Saturday, September 10, 2011

Retired general promises security in Guatemala vote (Reuters)

SOLOLA, Guatemala (Reuters) ? During Guatemala's civil war, Mayan weaver Mari Luisa Chiro was terrified of the soldiers who patrolled her small village. Now she says she wants the army back to crack down on criminals and drug traffickers spreading fear in the country's highlands.

Chiro, whose 15-year-old daughter was kidnapped last month and has not been seen since, plans to vote in this Sunday's presidential election for retired army general Otto Perez, who is promising an "iron fist" to fight spiraling crime.

Running for the right-wing Patriotic Party in his second bid for the presidency, Perez has a wide lead in polls, although he might not win the 50 percent of votes needed to avoid a run-off vote in November.
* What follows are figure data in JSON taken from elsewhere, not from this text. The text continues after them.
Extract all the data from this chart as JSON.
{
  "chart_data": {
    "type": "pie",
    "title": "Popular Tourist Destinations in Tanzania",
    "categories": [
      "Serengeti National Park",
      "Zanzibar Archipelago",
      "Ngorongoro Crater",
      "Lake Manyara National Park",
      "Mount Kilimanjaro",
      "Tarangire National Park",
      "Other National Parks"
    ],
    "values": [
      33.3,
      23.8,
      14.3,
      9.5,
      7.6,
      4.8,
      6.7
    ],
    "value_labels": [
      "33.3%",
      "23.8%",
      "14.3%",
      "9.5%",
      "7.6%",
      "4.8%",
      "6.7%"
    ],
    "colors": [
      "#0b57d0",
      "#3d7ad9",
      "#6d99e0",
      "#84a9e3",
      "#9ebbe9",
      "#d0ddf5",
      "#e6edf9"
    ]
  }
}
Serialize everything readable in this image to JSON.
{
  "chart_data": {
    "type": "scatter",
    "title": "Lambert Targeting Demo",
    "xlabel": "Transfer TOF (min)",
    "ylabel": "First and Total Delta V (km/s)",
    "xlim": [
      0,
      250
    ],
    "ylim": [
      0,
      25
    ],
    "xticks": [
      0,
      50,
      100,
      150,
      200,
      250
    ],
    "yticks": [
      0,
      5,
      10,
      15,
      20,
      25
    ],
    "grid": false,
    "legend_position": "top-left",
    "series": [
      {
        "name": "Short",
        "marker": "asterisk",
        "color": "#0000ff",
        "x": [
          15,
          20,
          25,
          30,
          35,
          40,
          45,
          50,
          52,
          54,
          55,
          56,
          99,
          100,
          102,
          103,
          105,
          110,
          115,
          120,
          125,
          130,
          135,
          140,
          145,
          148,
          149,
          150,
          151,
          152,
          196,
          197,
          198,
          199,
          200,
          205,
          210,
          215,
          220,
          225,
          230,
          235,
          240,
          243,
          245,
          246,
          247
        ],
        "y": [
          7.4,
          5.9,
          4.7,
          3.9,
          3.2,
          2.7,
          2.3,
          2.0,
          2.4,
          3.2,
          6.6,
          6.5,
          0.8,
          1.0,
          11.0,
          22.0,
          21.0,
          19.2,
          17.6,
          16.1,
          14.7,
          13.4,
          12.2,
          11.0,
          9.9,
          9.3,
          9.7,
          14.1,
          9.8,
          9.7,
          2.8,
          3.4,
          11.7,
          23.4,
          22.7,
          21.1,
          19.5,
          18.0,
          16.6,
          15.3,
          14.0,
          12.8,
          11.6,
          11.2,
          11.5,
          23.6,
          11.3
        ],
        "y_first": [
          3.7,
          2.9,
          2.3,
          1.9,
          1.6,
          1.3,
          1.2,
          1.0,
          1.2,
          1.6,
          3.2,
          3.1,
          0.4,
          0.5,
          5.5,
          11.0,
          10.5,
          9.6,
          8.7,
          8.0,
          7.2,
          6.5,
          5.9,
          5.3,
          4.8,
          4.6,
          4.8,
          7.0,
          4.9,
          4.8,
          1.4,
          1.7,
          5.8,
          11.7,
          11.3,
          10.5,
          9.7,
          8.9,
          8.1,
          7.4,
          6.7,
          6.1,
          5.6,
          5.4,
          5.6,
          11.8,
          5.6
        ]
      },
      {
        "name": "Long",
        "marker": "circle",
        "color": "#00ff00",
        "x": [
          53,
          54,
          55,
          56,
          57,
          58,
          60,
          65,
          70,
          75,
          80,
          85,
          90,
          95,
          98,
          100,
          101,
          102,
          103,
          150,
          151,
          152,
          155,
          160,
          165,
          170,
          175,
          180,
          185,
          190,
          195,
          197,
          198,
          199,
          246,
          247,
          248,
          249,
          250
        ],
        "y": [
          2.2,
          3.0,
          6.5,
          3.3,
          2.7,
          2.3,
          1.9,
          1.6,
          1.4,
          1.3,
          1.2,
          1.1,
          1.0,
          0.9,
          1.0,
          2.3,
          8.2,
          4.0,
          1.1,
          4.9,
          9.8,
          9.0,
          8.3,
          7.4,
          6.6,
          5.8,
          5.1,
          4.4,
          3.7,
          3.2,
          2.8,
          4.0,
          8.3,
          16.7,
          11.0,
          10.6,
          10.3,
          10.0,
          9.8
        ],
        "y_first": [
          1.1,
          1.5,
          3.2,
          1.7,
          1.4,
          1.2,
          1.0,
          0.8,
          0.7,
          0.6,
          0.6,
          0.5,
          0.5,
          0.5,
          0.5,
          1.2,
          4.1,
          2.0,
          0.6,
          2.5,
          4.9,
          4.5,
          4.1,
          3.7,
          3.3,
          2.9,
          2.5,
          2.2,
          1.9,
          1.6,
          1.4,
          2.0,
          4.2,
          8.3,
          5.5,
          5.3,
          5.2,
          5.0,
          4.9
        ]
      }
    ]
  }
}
Perez, 60, commanded troops during the 1960-1996 civil war between government forces against leftist guerrillas, a conflict that killed nearly a quarter-million people, mostly Mayan. A U.N.-backed truth commission set up after the war found the army had committed hundreds of massacres.

"Yes, we are scared (of the military), but now things are worse than they were during the war," said Chiro, 42, wearing a traditionally embroidered outfit at a rally supporting Perez in the town of Solola west of the capital.

She backs Perez's plan to increase the national police force by 10,000 officers and add 2,500 soldiers to the army during his four-year presidential term.

Decades of military rule and internal conflict left Guatemala with weak institutions, and it has in the last few years become a key transit point for South American cocaine being smuggled north to Mexico and into the United States.

The government says Mexican drug cartels are now operating in wide swaths of Guatemala's territory, especially in the lawless region near the porous northern border with Mexico.

"December will mark 16 years since we signed the peace accords, but 16 years later, peace hasn't arrived," Perez said at the rally in Solola.

In May, the brutal Zetas cartel beheaded 27 Guatemalan farm workers in a village near the northern border with Mexico in the worst massacre since the country's civil war.

Adding to the chaos, street gangs known as "maras" regularly extort businesses in cities and towns and often kill those who don't pay.

DIVORCE NOT ENOUGH

Guatemala's ruling center-leftist UNE party was left with no candidate in the race -- giving Perez a boost -- when President Alvaro Colom's wife was barred from running under a rule preventing the president's relatives from seeking office.

A court blocked Sandra Torres' bid even after she had tearily filed for a divorce from Colom earlier this year in a failed attempt to side-step the rule.

Centrist congressman Manuel Baldizon is trying to snap up the votes that would have gone to Torres. A poll published on Thursday showed him in second place at just over 26 percent -- trailing Perez by more than 16 percentage points.

The next president will face enormous security challenges -- Guatemala's murder rate is seven times that of the United States -- and staggering inequality with more than half of the country's 15 million people living below the poverty line.

A much-needed fiscal reform has been stalled by legislative deadlock for over a decade, leaving Guatemala with one of the lowest tax takes in the hemisphere at around 10 percent of gross domestic product.

Nearly $1 billion in taxes are evaded every year, largely by a powerful private sector reluctant to pay more.

Relying heavily on foreign donations to fund security initiatives, the coffee- and sugar-exporting country has come under pressure from Washington to boost its tax revenue.

"Businesses and the rich must pay their fair share of taxes and become full partners in a whole-of-society effort, since true security cannot be funded on the backs of the poor," U.S. Secretary of State Hillary Clinton said on a visit in June.

Perez has ruled out creating new taxes but could raise existing duties. He also told Reuters in an interview he wants to increase mining royalties from 1 to 10 percent, to draw more revenue from the country's gold and nickel mines.

Baldizon said he would eliminate the country's 12 percent sales tax in favor of a 5 percent flat tax and also supports an austerity plan that could shrink public institutions.

If none of the 10 candidates wins a majority on Sunday, a second round of voting between the top two will be held on November 6 and the new president will take office on January 14.

Voters will also elect legislators for Congress and mayors across the country.